Yohe, Ali'nin muzip bakışlarını sahneye koşan kızdan alamadığını, ardından “Ne yapacaksın şapşal?” sözüne bütün salonun kahkahalarla güldüğünü ekledi.
Ali'nin öğrencilerle kurduğu yakın diyalog karşısında şaşkına döndüğünü belirten Vondas ise "Bu adamın sahip olduğu karizmaya hayran kalmıştım” dedi.
Öğrencilerle vakit geçiren Ali, bir süre sonra kalabalığı selamlayarak oteline dönmek için yola çıktı. Dünya şampiyonunun yarattığı heyecan ise Parkdale Lisesi mezunlarının ömürleri boyunca unutamayacakları bir anı olarak kaldı. Öyle ki 76 yılı mezunları buluşmasında bugün bile Ali’nin o gece yaptıklarından bahsediliyor.

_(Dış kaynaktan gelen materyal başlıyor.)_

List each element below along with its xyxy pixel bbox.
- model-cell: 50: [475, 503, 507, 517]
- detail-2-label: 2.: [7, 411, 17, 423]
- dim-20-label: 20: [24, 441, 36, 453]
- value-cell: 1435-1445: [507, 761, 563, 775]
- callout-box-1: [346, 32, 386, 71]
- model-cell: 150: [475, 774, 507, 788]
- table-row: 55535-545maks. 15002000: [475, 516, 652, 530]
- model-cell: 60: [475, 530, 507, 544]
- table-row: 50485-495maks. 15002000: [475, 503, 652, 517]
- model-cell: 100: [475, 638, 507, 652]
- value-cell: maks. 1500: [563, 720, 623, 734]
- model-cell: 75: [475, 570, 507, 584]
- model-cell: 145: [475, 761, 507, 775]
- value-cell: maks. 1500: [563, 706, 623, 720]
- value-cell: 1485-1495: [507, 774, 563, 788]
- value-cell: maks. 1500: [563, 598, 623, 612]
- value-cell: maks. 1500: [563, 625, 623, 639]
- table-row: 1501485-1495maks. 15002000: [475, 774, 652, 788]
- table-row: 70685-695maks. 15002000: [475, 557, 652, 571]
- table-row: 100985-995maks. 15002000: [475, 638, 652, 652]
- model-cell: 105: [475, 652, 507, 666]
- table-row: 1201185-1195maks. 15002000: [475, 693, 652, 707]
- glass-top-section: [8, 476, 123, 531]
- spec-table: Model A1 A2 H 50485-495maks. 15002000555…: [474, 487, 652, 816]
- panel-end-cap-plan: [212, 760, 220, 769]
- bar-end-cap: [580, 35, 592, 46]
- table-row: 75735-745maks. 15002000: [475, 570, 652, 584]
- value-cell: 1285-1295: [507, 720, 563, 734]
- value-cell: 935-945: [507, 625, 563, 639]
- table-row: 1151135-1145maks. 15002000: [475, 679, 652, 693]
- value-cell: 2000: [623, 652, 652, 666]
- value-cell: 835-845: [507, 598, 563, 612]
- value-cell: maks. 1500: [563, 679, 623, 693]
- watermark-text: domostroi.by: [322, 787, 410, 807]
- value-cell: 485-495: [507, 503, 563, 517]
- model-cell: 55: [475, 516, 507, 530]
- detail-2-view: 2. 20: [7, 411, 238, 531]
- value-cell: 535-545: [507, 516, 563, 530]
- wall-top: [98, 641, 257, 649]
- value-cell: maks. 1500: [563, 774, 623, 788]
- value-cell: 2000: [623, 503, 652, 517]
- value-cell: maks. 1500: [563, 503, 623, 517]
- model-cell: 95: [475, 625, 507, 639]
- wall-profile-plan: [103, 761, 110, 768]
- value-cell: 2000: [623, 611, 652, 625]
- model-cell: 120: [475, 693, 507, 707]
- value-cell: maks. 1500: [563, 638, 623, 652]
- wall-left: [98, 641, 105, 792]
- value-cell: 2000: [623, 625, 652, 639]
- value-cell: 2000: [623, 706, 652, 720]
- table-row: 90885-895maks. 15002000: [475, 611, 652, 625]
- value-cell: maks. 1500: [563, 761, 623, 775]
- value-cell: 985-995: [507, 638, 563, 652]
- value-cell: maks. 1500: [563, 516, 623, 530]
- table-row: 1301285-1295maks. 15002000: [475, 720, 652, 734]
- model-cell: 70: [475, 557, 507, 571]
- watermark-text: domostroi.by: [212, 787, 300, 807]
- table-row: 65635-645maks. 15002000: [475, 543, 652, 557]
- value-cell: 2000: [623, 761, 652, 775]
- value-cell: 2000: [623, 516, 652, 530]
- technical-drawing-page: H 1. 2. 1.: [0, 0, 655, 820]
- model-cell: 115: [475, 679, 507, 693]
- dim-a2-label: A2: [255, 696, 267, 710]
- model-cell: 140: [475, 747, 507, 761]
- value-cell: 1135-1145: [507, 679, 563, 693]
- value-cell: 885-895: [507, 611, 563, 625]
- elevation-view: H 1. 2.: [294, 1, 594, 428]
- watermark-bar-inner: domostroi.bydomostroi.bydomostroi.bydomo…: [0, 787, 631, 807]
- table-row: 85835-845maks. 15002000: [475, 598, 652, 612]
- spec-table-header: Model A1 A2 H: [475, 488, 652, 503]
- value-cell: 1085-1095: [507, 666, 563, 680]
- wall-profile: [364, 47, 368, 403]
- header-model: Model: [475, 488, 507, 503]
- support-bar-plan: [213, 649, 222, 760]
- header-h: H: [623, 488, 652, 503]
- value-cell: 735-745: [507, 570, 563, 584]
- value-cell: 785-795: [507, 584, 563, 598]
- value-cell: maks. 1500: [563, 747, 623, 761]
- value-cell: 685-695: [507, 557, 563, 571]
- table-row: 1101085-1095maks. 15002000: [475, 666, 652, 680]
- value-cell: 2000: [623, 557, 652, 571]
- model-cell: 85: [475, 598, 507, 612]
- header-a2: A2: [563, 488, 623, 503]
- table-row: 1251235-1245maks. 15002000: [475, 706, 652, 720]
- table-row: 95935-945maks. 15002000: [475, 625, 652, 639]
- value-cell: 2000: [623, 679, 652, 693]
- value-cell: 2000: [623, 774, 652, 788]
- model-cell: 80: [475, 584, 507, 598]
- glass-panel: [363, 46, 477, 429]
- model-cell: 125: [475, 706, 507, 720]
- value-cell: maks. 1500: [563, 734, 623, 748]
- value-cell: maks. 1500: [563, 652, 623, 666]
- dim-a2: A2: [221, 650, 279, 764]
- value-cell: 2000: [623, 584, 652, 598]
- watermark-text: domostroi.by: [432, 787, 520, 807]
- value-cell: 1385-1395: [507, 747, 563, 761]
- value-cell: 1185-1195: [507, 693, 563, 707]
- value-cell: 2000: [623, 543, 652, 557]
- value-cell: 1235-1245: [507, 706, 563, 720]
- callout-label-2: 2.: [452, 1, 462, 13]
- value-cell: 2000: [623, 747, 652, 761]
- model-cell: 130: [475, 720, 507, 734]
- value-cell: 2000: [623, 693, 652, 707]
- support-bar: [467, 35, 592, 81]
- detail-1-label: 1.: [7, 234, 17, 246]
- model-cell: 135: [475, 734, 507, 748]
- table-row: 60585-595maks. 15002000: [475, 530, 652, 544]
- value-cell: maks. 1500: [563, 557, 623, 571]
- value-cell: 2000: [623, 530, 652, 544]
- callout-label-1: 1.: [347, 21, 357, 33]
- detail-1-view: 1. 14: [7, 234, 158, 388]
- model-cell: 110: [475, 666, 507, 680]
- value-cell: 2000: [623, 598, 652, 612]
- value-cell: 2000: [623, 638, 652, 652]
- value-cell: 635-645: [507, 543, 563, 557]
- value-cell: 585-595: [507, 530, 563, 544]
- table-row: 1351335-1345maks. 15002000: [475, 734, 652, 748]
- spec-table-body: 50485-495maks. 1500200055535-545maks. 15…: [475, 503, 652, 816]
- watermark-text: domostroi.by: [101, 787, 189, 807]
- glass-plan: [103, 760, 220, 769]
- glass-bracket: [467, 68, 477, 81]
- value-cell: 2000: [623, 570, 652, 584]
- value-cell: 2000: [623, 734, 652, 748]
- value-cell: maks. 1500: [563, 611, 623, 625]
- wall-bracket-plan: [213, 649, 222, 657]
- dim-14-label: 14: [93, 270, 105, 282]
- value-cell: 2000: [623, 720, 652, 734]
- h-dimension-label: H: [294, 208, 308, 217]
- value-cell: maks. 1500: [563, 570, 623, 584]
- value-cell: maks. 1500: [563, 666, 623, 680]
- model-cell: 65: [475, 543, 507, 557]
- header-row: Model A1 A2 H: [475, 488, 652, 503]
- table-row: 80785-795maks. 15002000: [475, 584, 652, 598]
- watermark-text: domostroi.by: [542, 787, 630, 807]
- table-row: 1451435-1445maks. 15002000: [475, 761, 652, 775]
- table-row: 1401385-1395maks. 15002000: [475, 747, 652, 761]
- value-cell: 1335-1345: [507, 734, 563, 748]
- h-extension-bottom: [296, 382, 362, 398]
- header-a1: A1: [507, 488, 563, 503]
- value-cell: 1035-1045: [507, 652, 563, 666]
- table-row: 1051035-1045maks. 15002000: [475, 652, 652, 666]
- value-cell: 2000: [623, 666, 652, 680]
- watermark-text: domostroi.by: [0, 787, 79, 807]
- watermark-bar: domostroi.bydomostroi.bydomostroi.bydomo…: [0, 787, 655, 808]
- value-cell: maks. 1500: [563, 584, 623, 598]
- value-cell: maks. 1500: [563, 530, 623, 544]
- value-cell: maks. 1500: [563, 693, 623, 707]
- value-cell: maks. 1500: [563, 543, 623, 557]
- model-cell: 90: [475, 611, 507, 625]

Boksörlerin unvan karşılaşması sonrasında insan içine karışması sık görülen bir durum değil. Bu teklifi Ali'nin nasıl kabul ettiğine değinen Vondas, “Ona baktığınızda hayran kalmamanız mümkün değildi. 15 rauntluk unvan maçına çıkmıştı ama yüzünde tek bir çizik dahi yoktu” ifadesini kullandı.
Yohe da o gün sınıf arkadaşlarıyla yaptığı şu konuşmayı aktardı:
“Sanırım, Jimmy Young ona 15 raunt boyunca hiç yumruk atmamış!”
The Washington Post'da yayımlanan "Muhammad Ali won a title fight in Maryland. Then he went to prom" başlıklı yazıdan derlenmiştir.